About

Since Sept. 2020, Wentao Zhang (张文涛) is pursuing his Ph.D. degree in Computer Science at Peking University, under the supervision of Prof. Bin Cui. He previously interned in HKUST working with Prof. Lei Chen, Tencent working with the Angel team, and Apple Research working with Meng Cao, Ping Huang and Danny Bickson.

Email: wentao.zhang@pku.edu.cn

Office: Room 425, Yanyuan Building, Peking University, Beijing, China, 100871.

Research Interests

Graph Machine Learning from the following three perspectives:

  • Data: data privacy, data collection, data generation and data correction.

  • Model: scalable, flexible, and efficient graph learning.

  • System: large-scale distributed training, AutoML.

What's New

  • June 2021: One paper as third author, related to our AutoML system – VocalnoML, has been accepted by the coference VLDB 2021.
  • June 2021: One paper as co-first author, related to the graph data privacy, was submitted to the journal VLDBJ 2021.
  • May 2021: One paper as first author, related to the scalable graph learning, was submitted to the coference NeurIPS 2021.
  • May 2021: One paper as first author, related to the graph data collection, was submitted to the coference NeurIPS 2021.
  • May 2021: One paper as collaborator, related to the large scale k-core decomposition, was submitted to the coference CIKM 2021.
  • May 2021: One paper as first author, related to sparse graph data, has been accepted by the coference SIGKDD 2021.
  • May 2021: One paper as co-first author, related to Graph Decomposition and GNN, has been accepted by the coference SIGKDD 2021.
  • May 2021: One paper as third author, related to our blackbox optimization (BBO) system – OpenBox, has been accepted by the coference SIGKDD 2021.
  • April 2021: One paper as first author, related to graph data selection, received major revision from the coference VLDB 2021.
  • April 2021: As the only person in Chinese mainland, I was supported by the Apple Scholars in AI/ML PhD fellowship.

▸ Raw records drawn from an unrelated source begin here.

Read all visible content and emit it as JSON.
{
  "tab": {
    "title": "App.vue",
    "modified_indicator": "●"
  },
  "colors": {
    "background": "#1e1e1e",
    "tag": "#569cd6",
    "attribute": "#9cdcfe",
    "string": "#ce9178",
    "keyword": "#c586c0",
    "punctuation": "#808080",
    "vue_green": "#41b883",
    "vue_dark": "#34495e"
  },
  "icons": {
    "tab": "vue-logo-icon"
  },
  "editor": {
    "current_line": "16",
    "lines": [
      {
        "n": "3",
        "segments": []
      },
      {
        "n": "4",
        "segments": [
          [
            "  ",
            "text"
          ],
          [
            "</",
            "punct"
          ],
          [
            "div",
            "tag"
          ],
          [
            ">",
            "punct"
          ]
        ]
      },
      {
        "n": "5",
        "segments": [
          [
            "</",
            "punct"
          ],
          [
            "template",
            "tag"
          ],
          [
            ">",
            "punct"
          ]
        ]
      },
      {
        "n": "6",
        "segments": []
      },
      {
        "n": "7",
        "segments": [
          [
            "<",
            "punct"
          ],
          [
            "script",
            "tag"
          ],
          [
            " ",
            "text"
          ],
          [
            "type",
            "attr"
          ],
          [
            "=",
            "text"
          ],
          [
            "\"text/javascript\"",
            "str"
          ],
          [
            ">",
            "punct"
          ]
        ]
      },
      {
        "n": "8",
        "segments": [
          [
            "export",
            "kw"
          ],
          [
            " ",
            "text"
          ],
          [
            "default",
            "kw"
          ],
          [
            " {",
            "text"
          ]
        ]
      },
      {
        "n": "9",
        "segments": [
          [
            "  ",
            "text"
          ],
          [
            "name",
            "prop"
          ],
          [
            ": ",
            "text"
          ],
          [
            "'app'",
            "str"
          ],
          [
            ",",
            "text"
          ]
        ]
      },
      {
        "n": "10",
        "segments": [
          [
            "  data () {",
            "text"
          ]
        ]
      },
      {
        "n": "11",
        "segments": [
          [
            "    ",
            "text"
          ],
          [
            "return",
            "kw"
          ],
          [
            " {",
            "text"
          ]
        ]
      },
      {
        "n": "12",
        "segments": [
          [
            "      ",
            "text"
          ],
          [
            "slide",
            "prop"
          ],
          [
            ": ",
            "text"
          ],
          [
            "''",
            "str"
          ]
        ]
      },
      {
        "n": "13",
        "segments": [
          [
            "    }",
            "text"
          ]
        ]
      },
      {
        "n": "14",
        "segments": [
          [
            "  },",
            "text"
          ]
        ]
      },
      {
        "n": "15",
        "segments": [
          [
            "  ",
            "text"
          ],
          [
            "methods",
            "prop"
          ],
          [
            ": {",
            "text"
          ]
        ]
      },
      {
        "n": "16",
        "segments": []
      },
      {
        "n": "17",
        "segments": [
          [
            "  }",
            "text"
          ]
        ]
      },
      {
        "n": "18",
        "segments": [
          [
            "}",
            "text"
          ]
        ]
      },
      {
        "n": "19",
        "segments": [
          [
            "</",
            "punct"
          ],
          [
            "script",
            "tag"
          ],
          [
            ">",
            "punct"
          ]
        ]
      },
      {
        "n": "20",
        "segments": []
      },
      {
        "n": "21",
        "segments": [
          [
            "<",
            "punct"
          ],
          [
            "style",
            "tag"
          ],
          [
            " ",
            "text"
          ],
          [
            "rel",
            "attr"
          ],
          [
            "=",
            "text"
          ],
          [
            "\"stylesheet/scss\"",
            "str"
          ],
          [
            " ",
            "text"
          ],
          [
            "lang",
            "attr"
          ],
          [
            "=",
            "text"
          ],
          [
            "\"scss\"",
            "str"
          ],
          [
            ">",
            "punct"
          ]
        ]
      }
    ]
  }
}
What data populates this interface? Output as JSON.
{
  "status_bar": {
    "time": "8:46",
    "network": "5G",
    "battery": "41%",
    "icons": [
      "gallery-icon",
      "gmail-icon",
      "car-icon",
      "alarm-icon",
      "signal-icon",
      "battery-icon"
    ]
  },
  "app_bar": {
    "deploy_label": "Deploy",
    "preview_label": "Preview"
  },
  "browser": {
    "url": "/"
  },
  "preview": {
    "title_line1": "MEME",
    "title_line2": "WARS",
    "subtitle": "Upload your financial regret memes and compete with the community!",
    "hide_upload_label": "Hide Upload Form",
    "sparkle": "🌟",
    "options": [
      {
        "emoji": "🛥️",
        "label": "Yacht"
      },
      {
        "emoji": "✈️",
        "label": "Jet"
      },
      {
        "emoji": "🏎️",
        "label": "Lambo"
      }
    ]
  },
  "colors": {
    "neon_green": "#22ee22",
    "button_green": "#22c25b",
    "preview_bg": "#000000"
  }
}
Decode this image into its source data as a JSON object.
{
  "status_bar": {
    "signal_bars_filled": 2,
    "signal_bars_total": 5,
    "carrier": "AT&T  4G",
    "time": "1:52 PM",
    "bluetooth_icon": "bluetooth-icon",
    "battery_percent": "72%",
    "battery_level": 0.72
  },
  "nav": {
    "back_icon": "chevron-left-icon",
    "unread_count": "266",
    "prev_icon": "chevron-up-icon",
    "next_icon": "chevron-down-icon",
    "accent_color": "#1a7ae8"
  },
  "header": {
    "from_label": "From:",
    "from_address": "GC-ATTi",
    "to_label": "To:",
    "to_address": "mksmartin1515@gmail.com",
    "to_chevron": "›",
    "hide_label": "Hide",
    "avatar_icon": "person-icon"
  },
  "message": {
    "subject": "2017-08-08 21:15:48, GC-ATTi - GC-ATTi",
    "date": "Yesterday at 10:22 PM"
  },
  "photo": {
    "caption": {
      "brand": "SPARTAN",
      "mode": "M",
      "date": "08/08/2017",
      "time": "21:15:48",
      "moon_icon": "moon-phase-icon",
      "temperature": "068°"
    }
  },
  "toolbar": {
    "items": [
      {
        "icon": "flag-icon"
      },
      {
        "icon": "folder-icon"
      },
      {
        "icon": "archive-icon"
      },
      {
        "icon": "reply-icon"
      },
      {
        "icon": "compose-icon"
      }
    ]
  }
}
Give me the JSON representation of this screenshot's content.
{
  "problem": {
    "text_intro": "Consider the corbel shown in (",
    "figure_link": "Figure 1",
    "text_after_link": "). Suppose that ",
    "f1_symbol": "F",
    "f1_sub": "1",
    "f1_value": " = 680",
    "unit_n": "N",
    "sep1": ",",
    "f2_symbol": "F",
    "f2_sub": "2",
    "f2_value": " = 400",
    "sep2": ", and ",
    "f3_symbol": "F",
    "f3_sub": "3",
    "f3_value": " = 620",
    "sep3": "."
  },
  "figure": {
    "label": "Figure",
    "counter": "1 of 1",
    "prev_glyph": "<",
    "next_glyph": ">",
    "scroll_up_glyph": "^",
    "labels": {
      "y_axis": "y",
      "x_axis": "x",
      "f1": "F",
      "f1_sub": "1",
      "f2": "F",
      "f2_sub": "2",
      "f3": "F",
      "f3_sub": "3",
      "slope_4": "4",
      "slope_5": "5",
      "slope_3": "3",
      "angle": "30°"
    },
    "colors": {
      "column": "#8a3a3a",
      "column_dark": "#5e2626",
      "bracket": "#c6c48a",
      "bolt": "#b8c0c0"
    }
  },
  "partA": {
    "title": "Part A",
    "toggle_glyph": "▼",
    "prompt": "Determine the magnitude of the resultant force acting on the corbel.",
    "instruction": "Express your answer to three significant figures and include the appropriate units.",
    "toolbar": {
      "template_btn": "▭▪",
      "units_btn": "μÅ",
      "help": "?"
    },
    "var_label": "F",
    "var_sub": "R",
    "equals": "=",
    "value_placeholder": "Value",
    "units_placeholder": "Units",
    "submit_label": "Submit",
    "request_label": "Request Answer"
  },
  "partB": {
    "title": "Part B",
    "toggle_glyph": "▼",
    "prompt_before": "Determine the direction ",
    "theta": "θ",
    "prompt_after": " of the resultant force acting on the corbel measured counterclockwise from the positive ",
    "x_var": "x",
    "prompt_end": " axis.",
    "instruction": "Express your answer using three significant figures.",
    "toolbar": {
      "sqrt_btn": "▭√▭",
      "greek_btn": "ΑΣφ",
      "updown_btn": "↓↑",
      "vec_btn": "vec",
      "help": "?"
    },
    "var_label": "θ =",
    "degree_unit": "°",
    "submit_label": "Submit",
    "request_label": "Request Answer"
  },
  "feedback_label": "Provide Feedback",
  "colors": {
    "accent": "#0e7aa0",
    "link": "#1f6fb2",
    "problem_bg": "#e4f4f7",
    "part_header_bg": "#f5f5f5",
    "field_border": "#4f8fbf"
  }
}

Many thanks to Apple!
  • April 2021: One paper as co-first author got major revision from the journal TKDE 2021.
  • April 2021: One survey paper as corrsponding author, related to GNN-based Recommendation, was submitted to the journal ACM Computing Surveys.
  • March 2021: One paper as first author has been accepted by the coference SIGMOD 2021. Looking forward to the meeting in Xi’an this summer!

Awards

  • Apple PhD Fellowship, 2021
  • Leo KoGuan Scholarship of PKU (Top 1%), 2020
  • Academic Innovation Award of PKU (Top 0.5%), 2020
  • Pacemaker to Merit Student of PKU (Top 1%), 2020
  • National Scholarship of PKU (Top 1%), 2019
  • Merit Student of PKU (Top 5%), 2019
  • Academic Excellence Award of PKU (Top 5%), 2018
  • Outstanding Winner of the BDIC big data competition (1/575), 2018

Contributed Open-source Projects

  • Angel: a high-performance distributed machine learning and graph computing platform.

  • Volcano-ML: a powerful AutoML system, which automates feature engineering, algorithm selection and hyperparameter tuning.

  • OpenBox: an efficient open-source system designed for solving generalized black-box optimization (BBO) problems.